In a statement, St James's Palace said: "The Duke and Duchess of Cambridge are deeply saddened to learn of the death of Jacintha Saldanha."
"Their Royal Highnesses were looked after so wonderfully well at all times by everybody at King Edward VII Hospital and their thoughts and prayers are with Jacintha Saldanha's family, friends and colleagues at this very sad time," the statement read.
Will the royal couple take a radical step and name their child, if they have a girlbaby, as Jacintha. Like Princess Kate, the Indian-origin nurse was a commoner and a good soul.
Jacintha's brother Naveen called her a "proper and righteous person" who would have been devastated by the hoax.

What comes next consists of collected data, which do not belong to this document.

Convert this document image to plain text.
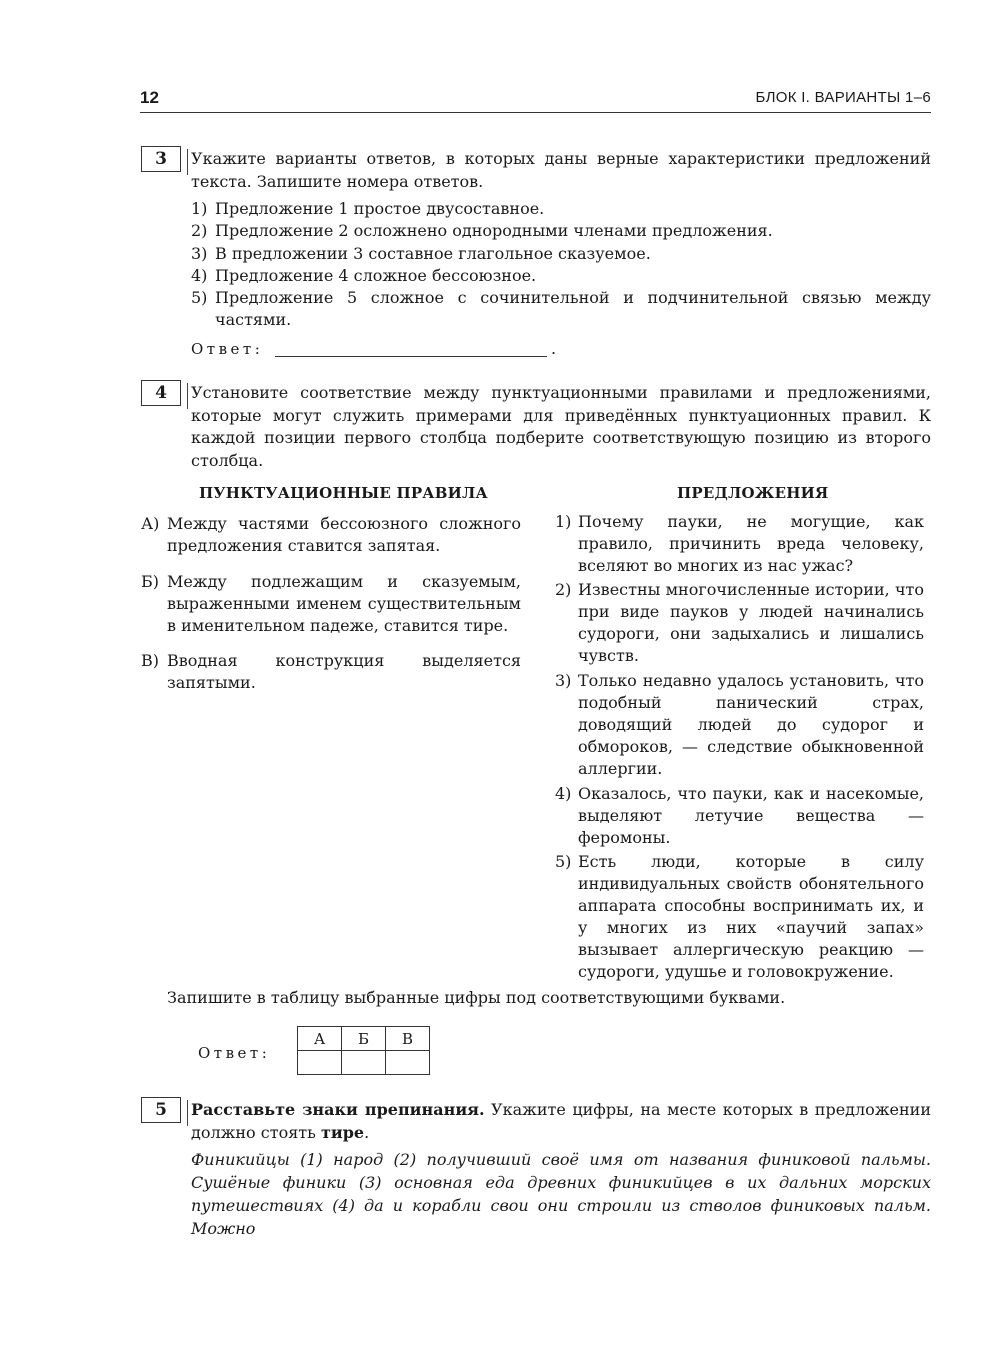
12	БЛОК I. ВАРИАНТЫ 1–6
3	Укажите варианты ответов, в которых даны верные характеристики предложений текста. Запишите номера ответов.

1) Предложение 1 простое двусоставное.
2) Предложение 2 осложнено однородными членами предложения.
3) В предложении 3 составное глагольное сказуемое.
4) Предложение 4 сложное бессоюзное.
5) Предложение 5 сложное с сочинительной и подчинительной связью между частями.
Ответ:	.
4	Установите соответствие между пунктуационными правилами и предложениями, которые могут служить примерами для приведённых пунктуационных правил. К каждой позиции первого столбца подберите соответствующую позицию из второго столбца.

ПУНКТУАЦИОННЫЕ ПРАВИЛА	ПРЕДЛОЖЕНИЯ
А) Между частями бессоюзного сложного предложения ставится запятая.
Б) Между подлежащим и сказуемым, выраженными именем существительным в именительном падеже, ставится тире.
В) Вводная конструкция выделяется запятыми.
1) Почему пауки, не могущие, как правило, причинить вреда человеку, вселяют во многих из нас ужас?
2) Известны многочисленные истории, что при виде пауков у людей начинались судороги, они задыхались и лишались чувств.
3) Только недавно удалось установить, что подобный панический страх, доводящий людей до судорог и обмороков, — следствие обыкновенной аллергии.
4) Оказалось, что пауки, как и насекомые, выделяют летучие вещества — феромоны.
5) Есть люди, которые в силу индивидуальных свойств обонятельного аппарата способны воспринимать их, и у многих из них «паучий запах» вызывает аллергическую реакцию — судороги, удушье и головокружение.
Запишите в таблицу выбранные цифры под соответствующими буквами.
Ответ:
А	Б	В

5	Расставьте знаки препинания. Укажите цифры, на месте которых в предложении должно стоять тире.

Финикийцы (1) народ (2) получивший своё имя от названия финиковой пальмы. Сушёные финики (3) основная еда древних финикийцев в их дальних морских путешествиях (4) да и корабли свои они строили из стволов финиковых пальм. Можно
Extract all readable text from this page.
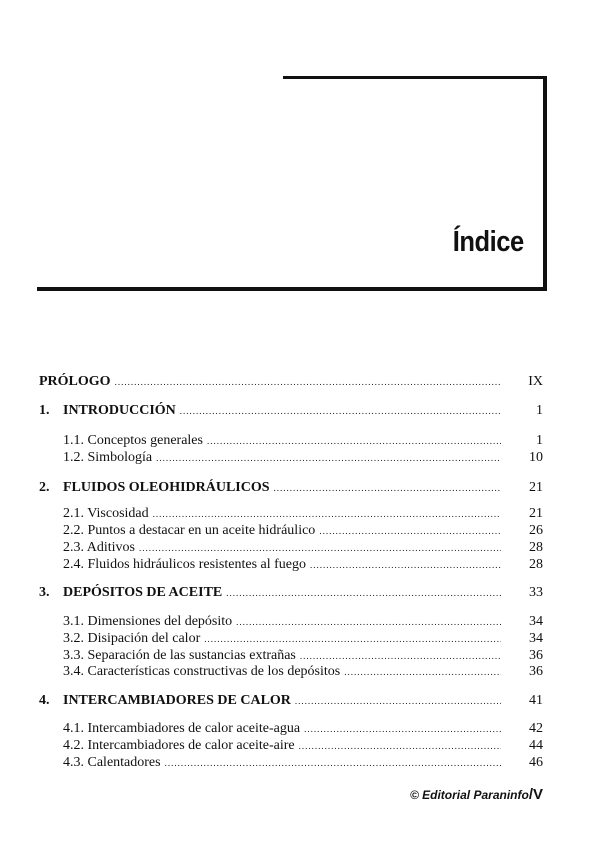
Índice
PRÓLOGO .....	IX
1. INTRODUCCIÓN .....	1
1.1. Conceptos generales .....	1
1.2. Simbología .....	10
2. FLUIDOS OLEOHIDRÁULICOS .....	21
2.1. Viscosidad .....	21
2.2. Puntos a destacar en un aceite hidráulico .....	26
2.3. Aditivos .....	28
2.4. Fluidos hidráulicos resistentes al fuego .....	28
3. DEPÓSITOS DE ACEITE .....	33
3.1. Dimensiones del depósito .....	34
3.2. Disipación del calor .....	34
3.3. Separación de las sustancias extrañas .....	36
3.4. Características constructivas de los depósitos .....	36
4. INTERCAMBIADORES DE CALOR .....	41
4.1. Intercambiadores de calor aceite-agua .....	42
4.2. Intercambiadores de calor aceite-aire .....	44
4.3. Calentadores .....	46
© Editorial Paraninfo/V
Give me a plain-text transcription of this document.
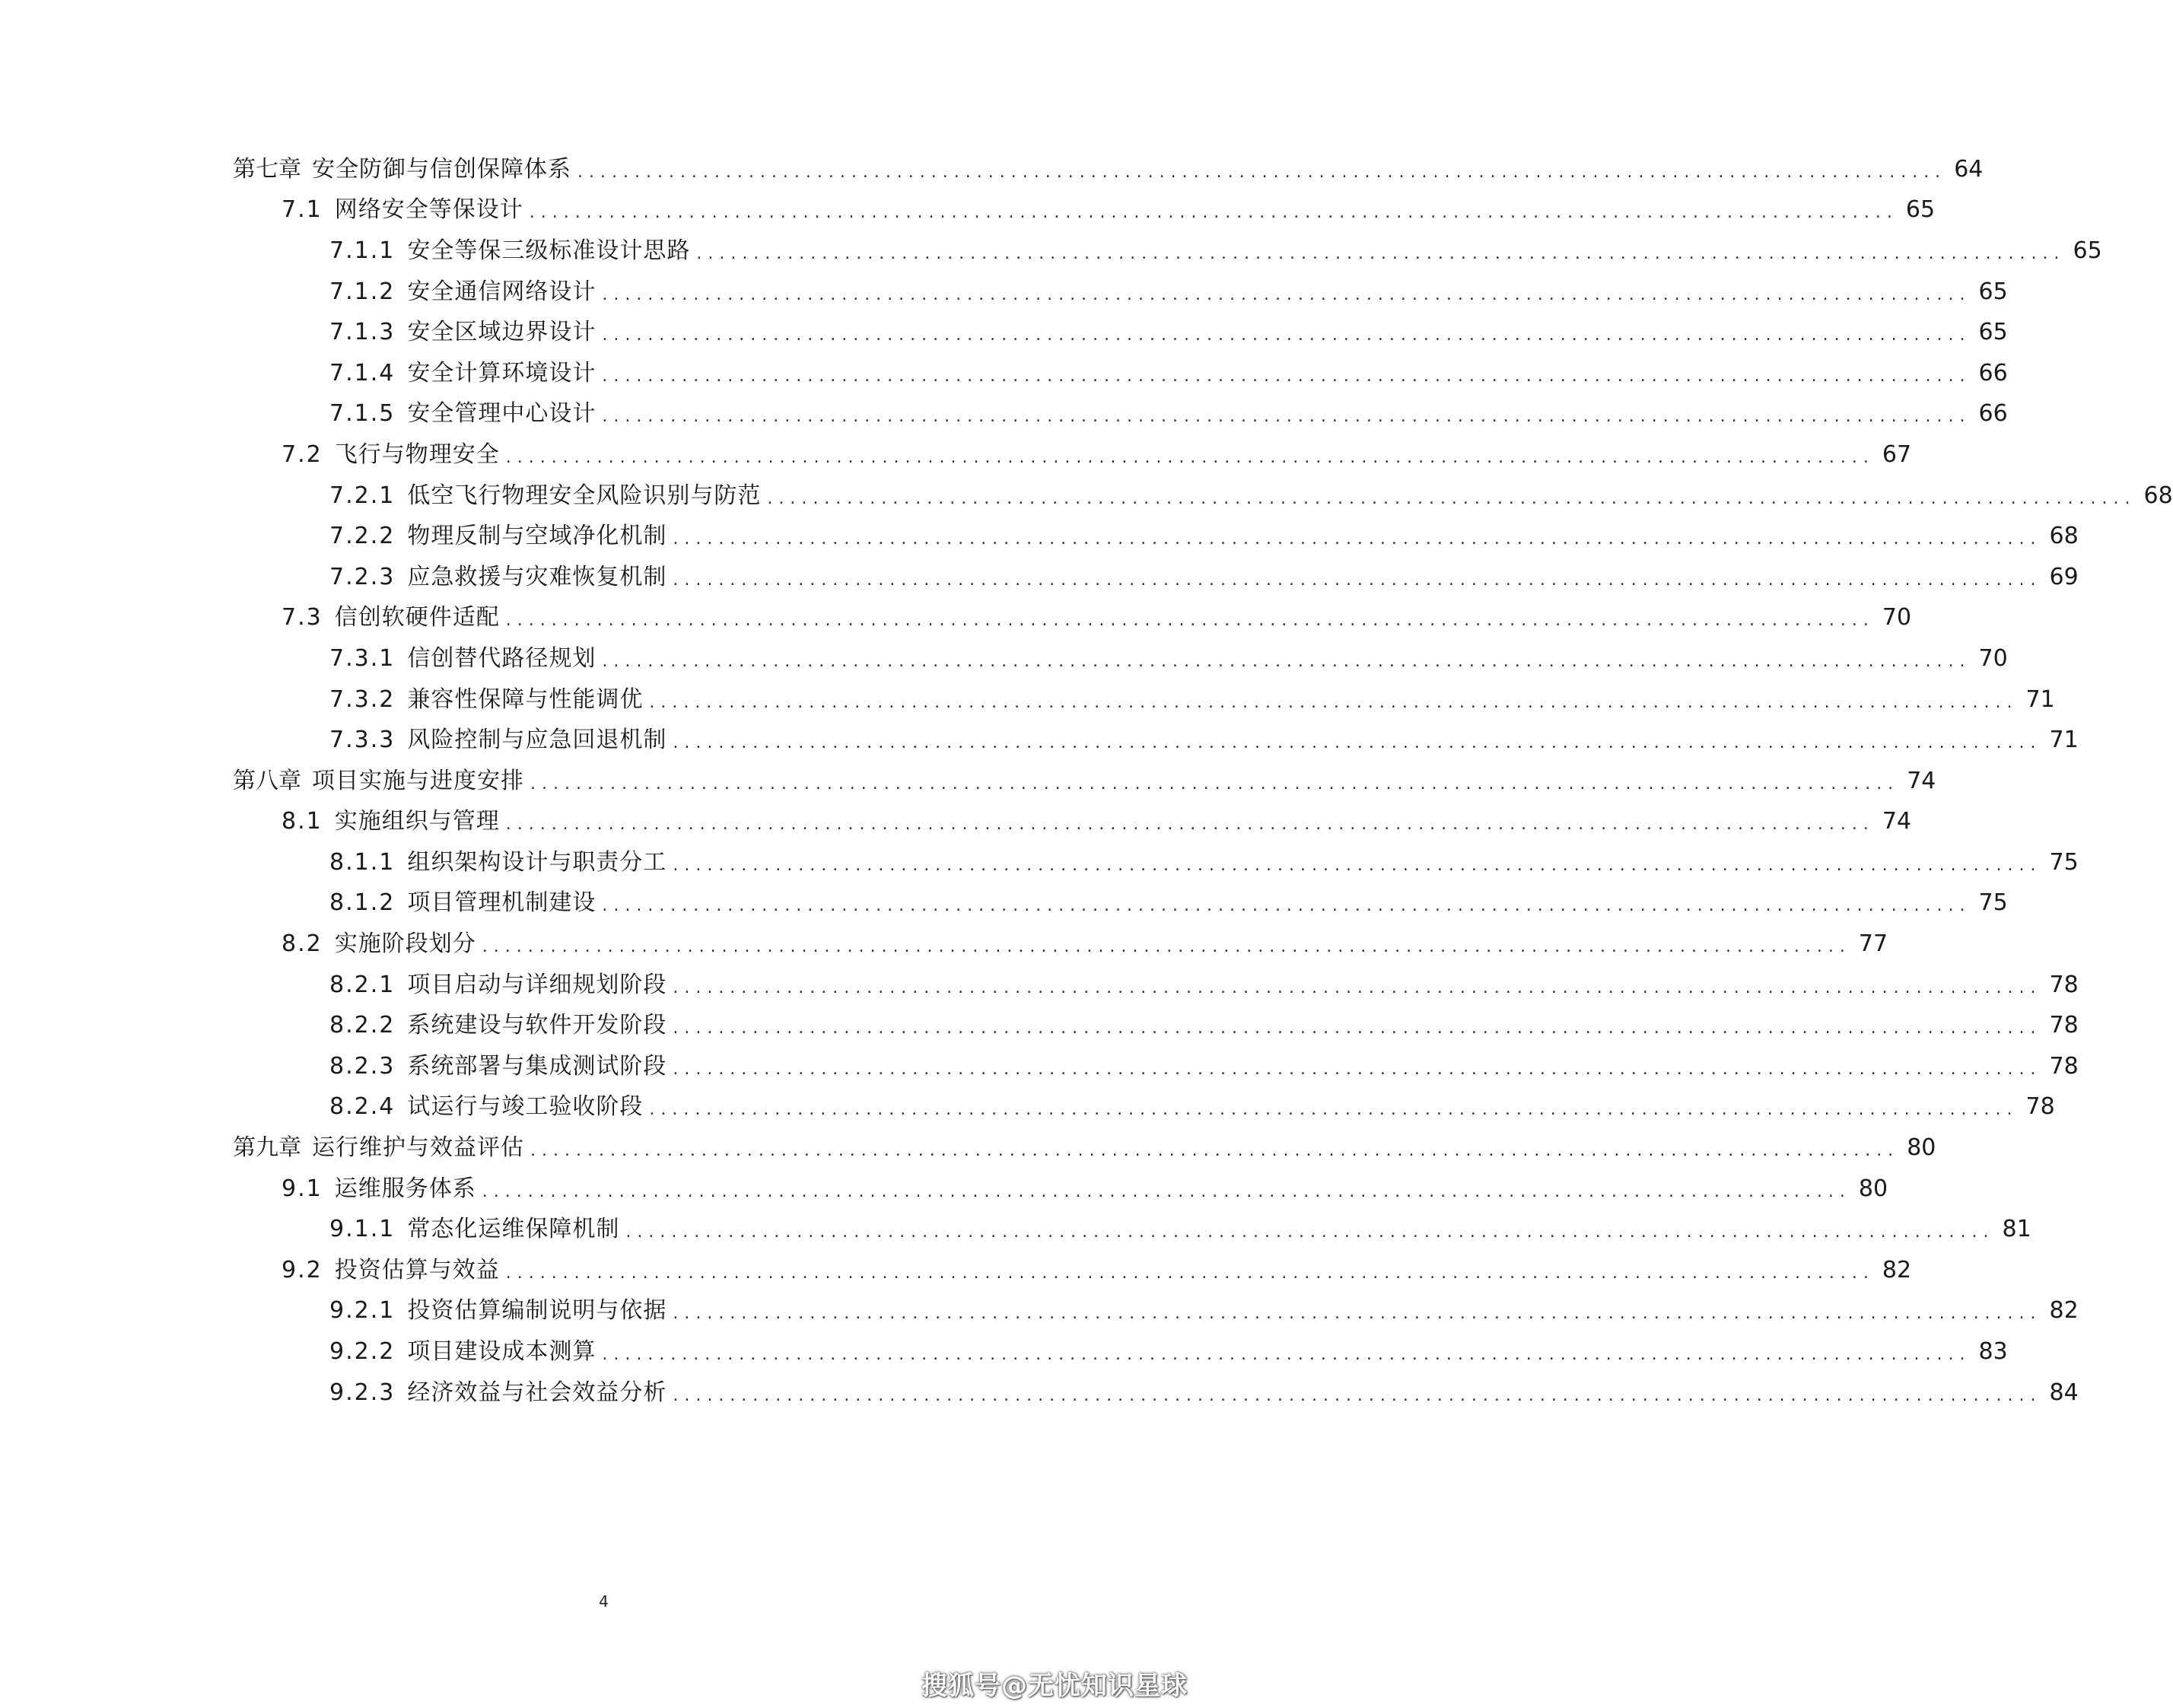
第七章 安全防御与信创保障体系 ........................................................................................................................ 64
7.1 网络安全等保设计 ........................................................................................................................ 65
7.1.1 安全等保三级标准设计思路 ........................................................................................................................ 65
7.1.2 安全通信网络设计 ........................................................................................................................ 65
7.1.3 安全区域边界设计 ........................................................................................................................ 65
7.1.4 安全计算环境设计 ........................................................................................................................ 66
7.1.5 安全管理中心设计 ........................................................................................................................ 66
7.2 飞行与物理安全 ........................................................................................................................ 67
7.2.1 低空飞行物理安全风险识别与防范 ........................................................................................................................ 68
7.2.2 物理反制与空域净化机制 ........................................................................................................................ 68
7.2.3 应急救援与灾难恢复机制 ........................................................................................................................ 69
7.3 信创软硬件适配 ........................................................................................................................ 70
7.3.1 信创替代路径规划 ........................................................................................................................ 70
7.3.2 兼容性保障与性能调优 ........................................................................................................................ 71
7.3.3 风险控制与应急回退机制 ........................................................................................................................ 71
第八章 项目实施与进度安排 ........................................................................................................................ 74
8.1 实施组织与管理 ........................................................................................................................ 74
8.1.1 组织架构设计与职责分工 ........................................................................................................................ 75
8.1.2 项目管理机制建设 ........................................................................................................................ 75
8.2 实施阶段划分 ........................................................................................................................ 77
8.2.1 项目启动与详细规划阶段 ........................................................................................................................ 78
8.2.2 系统建设与软件开发阶段 ........................................................................................................................ 78
8.2.3 系统部署与集成测试阶段 ........................................................................................................................ 78
8.2.4 试运行与竣工验收阶段 ........................................................................................................................ 78
第九章 运行维护与效益评估 ........................................................................................................................ 80
9.1 运维服务体系 ........................................................................................................................ 80
9.1.1 常态化运维保障机制 ........................................................................................................................ 81
9.2 投资估算与效益 ........................................................................................................................ 82
9.2.1 投资估算编制说明与依据 ........................................................................................................................ 82
9.2.2 项目建设成本测算 ........................................................................................................................ 83
9.2.3 经济效益与社会效益分析 ........................................................................................................................ 84
4
搜狐号@无忧知识星球
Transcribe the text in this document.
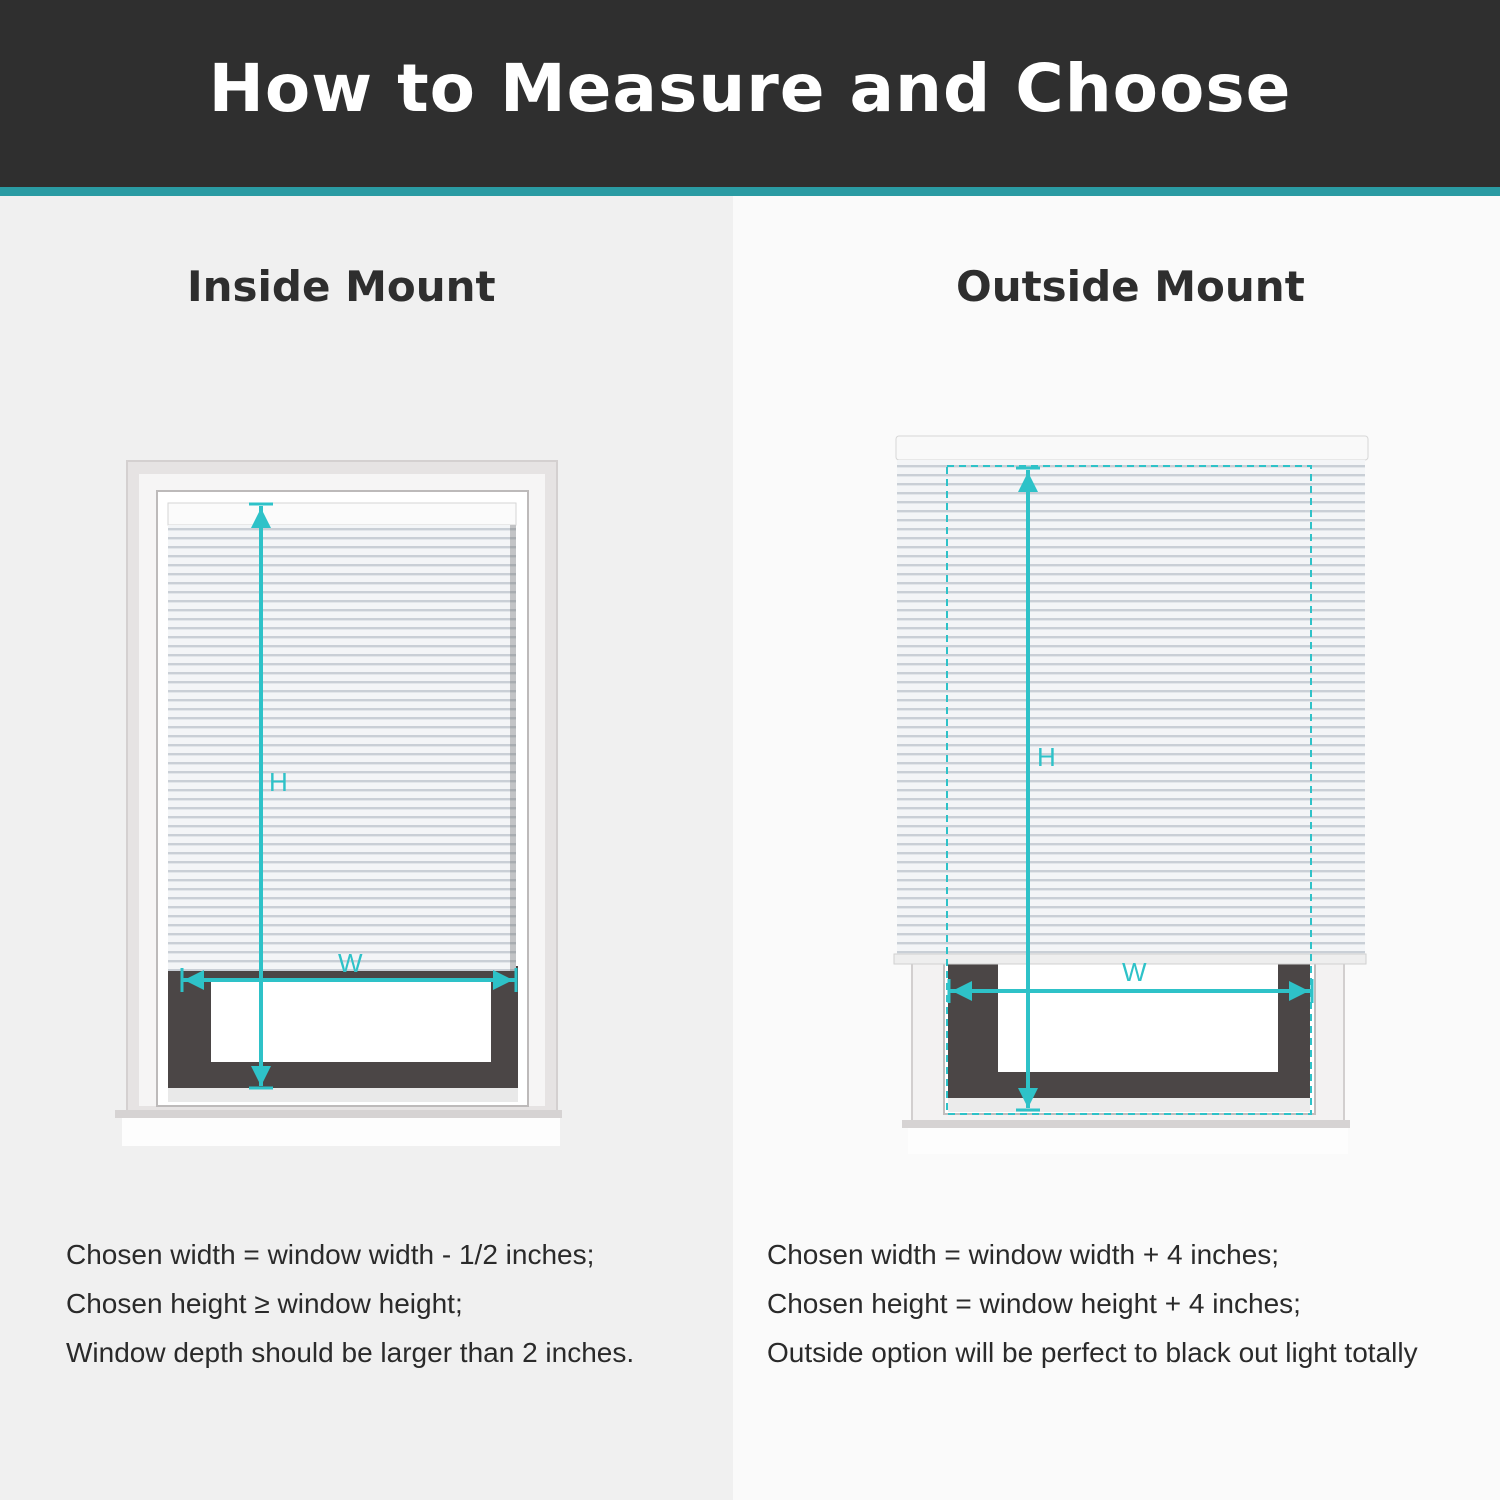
How to Measure and Choose
Inside Mount	Outside Mount
H
W
H
W
Chosen width = window width - 1/2 inches;
Chosen height ≥ window height;
Window depth should be larger than 2 inches.
Chosen width = window width + 4 inches;
Chosen height = window height + 4 inches;
Outside option will be perfect to black out light totally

One of her neighbours in Bristol (Saldanha family home) said, Jacintha was a kind woman. "She used to walk an elderly neighbour who has dementia... down to the shops and back".
London newspaper Daily Mail quoted her neighbour Mary Atwell, 56 as saying, "She was a lovely, lovely person who always spoke to you when you saw her in the street."
Another neighbour of Saldanha described the nurse as 'a lovely woman'. Marianne Homes, 49, said, "I've always known her as the doctor, she was always very smartly dressed."
A neighbour, known as Maxine, said, "She was a lovely woman, just so smiley and bubbly. We used to joke with her that she was a nurse for the queen, she was just so nice."
Jacintha's driving instructor Jeff Sellick was quoted by the Daily Mail that he was in 'complete shock' at her death.
Meanwhile, a Palace spokesman said the royal couple had not made a complaint about the prank call. But being the queen of Australia, Queen Elizabeth can send a formal letter to the Commonwealth country and begin prosecution. British-born Australian Prime Minister Julia Gillard described the death as 'a terrible tragedy' and, through a spokesman, passed on her deep-felt condolences to the family of Jacintha.